La révolution IA, une opportunité pour l’Afrique
Pour compenser son retard dans les précédentes révolutions épistémologiques, l’Afrique doit impérativement s’engager dans la révolution numérique et celle de l’intelligence artificielle. Le vieux continent ne doit plus être un simple laboratoire d’expérimentation ou un observateur passif.
Continuer d’expliquer ce retard par les méfaits de la colonisation, notamment des discours négationnistes sur le continent et l’homme africain, qui agissent comme stérilisant, ne suffit plus. Certes, l’histoire a été marquée par l’exploitation, la domination et des discours haineuses souvent rabaissant, mais il est désormais temps d’avancer. L’Afrique doit croire en elle-même et miser sur le développement des compétences numériques, l’amélioration des infrastructures technologiques, le soutien à l’innovation locale, la création de partenariats internationaux équilibrés, et l’inclusion numérique pour tous. Pour y arriver, le continent devra au préalable travailler à la résolution de sa crise énergétique. Car les IA, selon l’avis de plusieurs experts, sont très gourmandes en énergie, parce qu’elle nécessite de grosse data center.
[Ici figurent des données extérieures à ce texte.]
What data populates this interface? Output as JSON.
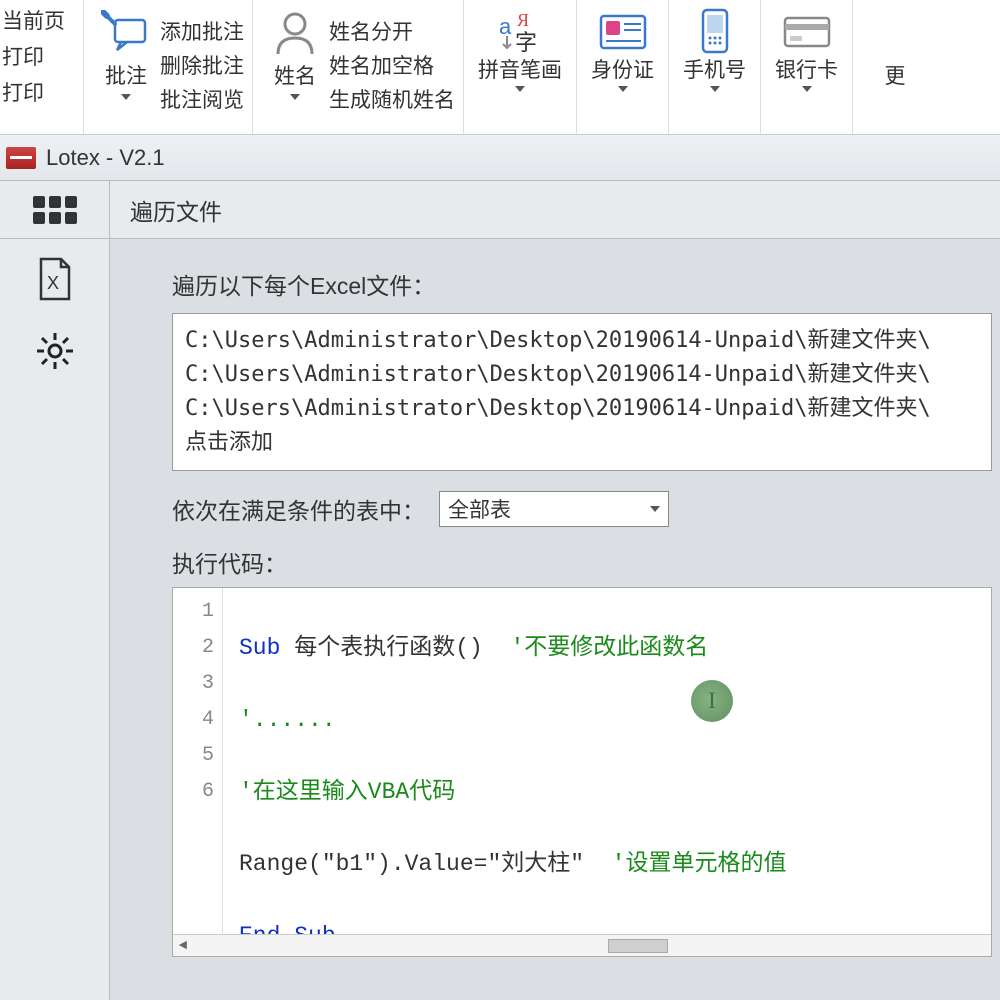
{
  "ribbon": {
    "left_items": [
      "当前页",
      "打印",
      "打印"
    ],
    "annotation": {
      "label": "批注",
      "items": [
        "添加批注",
        "删除批注",
        "批注阅览"
      ]
    },
    "name": {
      "label": "姓名",
      "items": [
        "姓名分开",
        "姓名加空格",
        "生成随机姓名"
      ]
    },
    "pinyin_label": "拼音笔画",
    "id_label": "身份证",
    "phone_label": "手机号",
    "bank_label": "银行卡",
    "more_label": "更"
  },
  "titlebar": {
    "text": "Lotex - V2.1"
  },
  "tab": {
    "title": "遍历文件"
  },
  "content": {
    "files_label": "遍历以下每个Excel文件：",
    "file_paths": [
      "C:\\Users\\Administrator\\Desktop\\20190614-Unpaid\\新建文件夹\\",
      "C:\\Users\\Administrator\\Desktop\\20190614-Unpaid\\新建文件夹\\",
      "C:\\Users\\Administrator\\Desktop\\20190614-Unpaid\\新建文件夹\\"
    ],
    "add_hint": "点击添加",
    "condition_label": "依次在满足条件的表中：",
    "select_value": "全部表",
    "code_label": "执行代码：",
    "code": {
      "l1_kw": "Sub ",
      "l1_fn": "每个表执行函数()  ",
      "l1_cm": "'不要修改此函数名",
      "l2": "'......",
      "l3": "'在这里输入VBA代码",
      "l4_a": "Range(\"b1\").Value=",
      "l4_b": "\"刘大柱\"  ",
      "l4_c": "'设置单元格的值",
      "l5": "End Sub"
    },
    "line_numbers": [
      "1",
      "2",
      "3",
      "4",
      "5",
      "6"
    ]
  }
}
En adoptant ces stratégies, le continent africain pourra non seulement rattraper son retard, mais aussi devenir un acteur majeur de la révolution numérique et de l’intelligence artificielle.
L’Afrique a déjà prouvé, avec l’essor du mobile banking et de nombreuses innovations technologiques locales, qu’elle est capable de tirer parti des nouvelles technologies. Le futur se construit maintenant, et ce futur doit compter sur l’Afrique.